Use the following query to retrieve information on the allocation of shards:

GET _cat/allocation?v

Use the following queries to retrieve the state of all indexes in the cluster:

GET _cat/indices
GET _cat/indices?v
GET _cat/indices/logstash*
GET _cat/indices/index_name*

Use the following queries to retrieve all aliases:

GET _cat/aliases
GET _cat/aliases/relativity_integration_edds9999*

Use the following query to update an alias:

POST /_aliases
{
    "actions" : [
        { "add" : { "index" : "relativity_integration_f176bd64-7926-4d59-9838-a88f3dfe9ab7_edds9999_10", "alias" : "relativity_integration_edds9999_10_read" } }
    ]
}

Use the following queries to retrieve and read templates:

GET /_template/
GET /_template/kcuratemplate
GET /_template/audit

Use the following commands to perform maintenance tasks on the cluster:

POST _flush/sync?wait_if_ongoing=true
POST _refresh
POST /relativity_integration_484a7590-3d90-4215-b5ab-e29aa91b99b8_edds9999_10/_refresh
POST _optimize

Shutting down a cluster

To shut down a cluster, copy and paste the following template into the Sense plugin of Kibana and follow the instructions:

##################################

# Reboot procedure for data nodes

##################################

# Step 1
# Disable or delete all Audit Migration agents.

# Step 2
# Check the cluster health.

GET _cluster/health

# Note the cluster health should be green for "status".
# Take note of the number of Data Nodes in "number_of_data_nodes".

# Step 3
# Perform a flush synced

POST _flush/synced
# Ensure there are no failed shards for the sync operation

# Step 4
# Turn off shard allocation

PUT _cluster/settings
{
"persistent": {
"cluster.routing.allocation.enable": "none"
}
}

# Step 5
# Perform maintenance on the node, for example Windows updates, and restart.

# Step 6
# Check the cluster health and wait for the "number_of_data_nodes" to be the same as step 2. You may need to run the command multiple times as the node comes online.

GET _cluster/health
# Note: After the data node comes online, the cluster will remain in "status" yellow

# Step 7
# Turn shard allocation back on.

PUT _cluster/settings
{
"persistent": {
"cluster.routing.allocation.enable": "all"
}
}

# Step 8
# Check the cluster health and esure it is green.

GET _cluster/health
# Note you may need to run the command multiple times until the "active_shards_percent_as_number" is 100

# Step 9
# Repeat these steps for the remaining nodes that need maintenance.

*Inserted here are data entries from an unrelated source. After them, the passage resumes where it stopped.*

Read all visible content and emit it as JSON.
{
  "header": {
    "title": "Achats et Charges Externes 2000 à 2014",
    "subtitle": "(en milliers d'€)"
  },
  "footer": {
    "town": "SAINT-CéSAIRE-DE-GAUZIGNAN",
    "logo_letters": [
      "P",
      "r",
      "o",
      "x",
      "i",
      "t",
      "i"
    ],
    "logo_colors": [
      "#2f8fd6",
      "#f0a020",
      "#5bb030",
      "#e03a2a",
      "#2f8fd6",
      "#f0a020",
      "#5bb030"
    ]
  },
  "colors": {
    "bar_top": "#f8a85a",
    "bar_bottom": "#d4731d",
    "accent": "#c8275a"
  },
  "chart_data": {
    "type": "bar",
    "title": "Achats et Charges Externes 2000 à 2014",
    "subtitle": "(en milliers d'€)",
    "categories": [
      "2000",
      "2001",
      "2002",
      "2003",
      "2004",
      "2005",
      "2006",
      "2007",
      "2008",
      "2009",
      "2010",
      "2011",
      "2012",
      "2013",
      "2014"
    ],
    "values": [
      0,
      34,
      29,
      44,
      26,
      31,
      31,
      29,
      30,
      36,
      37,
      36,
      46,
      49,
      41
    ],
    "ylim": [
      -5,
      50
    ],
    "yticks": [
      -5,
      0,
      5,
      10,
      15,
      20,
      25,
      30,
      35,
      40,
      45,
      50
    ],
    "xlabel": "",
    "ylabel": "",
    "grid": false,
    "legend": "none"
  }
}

##################################

# Additional notes

# Single node clusters do not need to go through these steps. They can be rebooted once the migration agents are turned off.

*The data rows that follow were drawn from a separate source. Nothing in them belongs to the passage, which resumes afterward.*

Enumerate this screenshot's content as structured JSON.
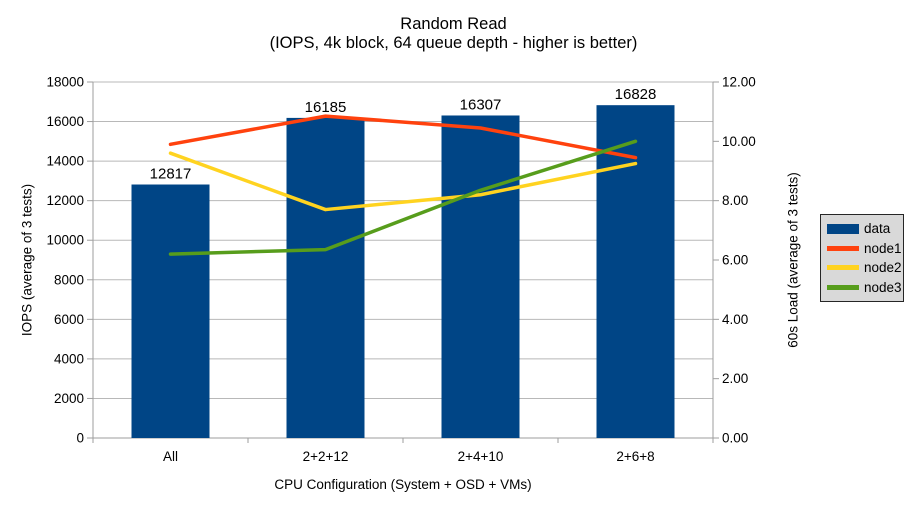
{
  "chart_data": {
    "type": "bar",
    "subtype": "combo-bar-line",
    "title": "Random Read",
    "subtitle": "(IOPS, 4k block, 64 queue depth - higher is better)",
    "xlabel": "CPU Configuration (System + OSD + VMs)",
    "ylabel_left": "IOPS (average of 3 tests)",
    "ylabel_right": "60s Load (average of 3 tests)",
    "categories": [
      "All",
      "2+2+12",
      "2+4+10",
      "2+6+8"
    ],
    "series": [
      {
        "name": "data",
        "type": "bar",
        "axis": "left",
        "color": "#004586",
        "values": [
          12817,
          16185,
          16307,
          16828
        ],
        "data_labels": true
      },
      {
        "name": "node1",
        "type": "line",
        "axis": "right",
        "color": "#ff420e",
        "values": [
          9.9,
          10.85,
          10.45,
          9.45
        ]
      },
      {
        "name": "node2",
        "type": "line",
        "axis": "right",
        "color": "#ffd320",
        "values": [
          9.6,
          7.7,
          8.2,
          9.25
        ]
      },
      {
        "name": "node3",
        "type": "line",
        "axis": "right",
        "color": "#579d1c",
        "values": [
          6.2,
          6.35,
          8.35,
          10.0
        ]
      }
    ],
    "left_axis": {
      "min": 0,
      "max": 18000,
      "step": 2000,
      "tick_labels": [
        "0",
        "2000",
        "4000",
        "6000",
        "8000",
        "10000",
        "12000",
        "14000",
        "16000",
        "18000"
      ]
    },
    "right_axis": {
      "min": 0,
      "max": 12,
      "step": 2,
      "tick_labels": [
        "0.00",
        "2.00",
        "4.00",
        "6.00",
        "8.00",
        "10.00",
        "12.00"
      ]
    },
    "legend": {
      "position": "right",
      "entries": [
        "data",
        "node1",
        "node2",
        "node3"
      ]
    },
    "grid": {
      "horizontal": true,
      "vertical": false
    },
    "colors": {
      "background": "#ffffff",
      "gridline": "#b8b8b8",
      "axis": "#9e9e9e",
      "text": "#000000",
      "legend_bg": "#d9d9d9",
      "legend_border": "#262626"
    }
  }
}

# Clusters with single master nodes will go down completely when the master node is rebooted. When a single master node is used, make sure migration agents are turned off and reboot the master node.

# For clusters with multiple masters: Reboot each master in turn and allow them to come back up before rebooting the next master. This can be done with migration agents active.

# Client nodes can be rebooted without the above steps as long as migration is not active.

Backing up clusters

Use the following commands for backup and restore operations:

Use the following command to get all backup repositories:

GET /_snapshot/_all

Use the following command to create a backup repository:

PUT /_snapshot/my_backup
{
    "type": "fs",
    "settings": {
        "location": "/shares/backups/my_backup",
        "compress": true
    }
}

Use the following command to create a backup:

PUT /_snapshot/my_backup/snapshot_1
{
    "indices": "relativity_test_loadfile,trial_loadfile",
    "ignore_unavailable": "true",
    "include_global_state": false
}

Use the following command to check running status of a snapshot:

GET /_snapshot/_status

Use the following command to check the status of a specific snapshot even if not running:

GET /_snapshot/my_backup/snapshot_1/_status

Use the following command to restore a backup:

POST /_snapshot/my_backup/snapshot_1/_restore
{
    "indices": "relativity_test_loadfile,trial_loadfile",
    "ignore_unavailable": "true",
    "include_global_state": false,
    "rename_pattern": "relativity_test_(.+)",
    "rename_replacement": "restored_$1"
}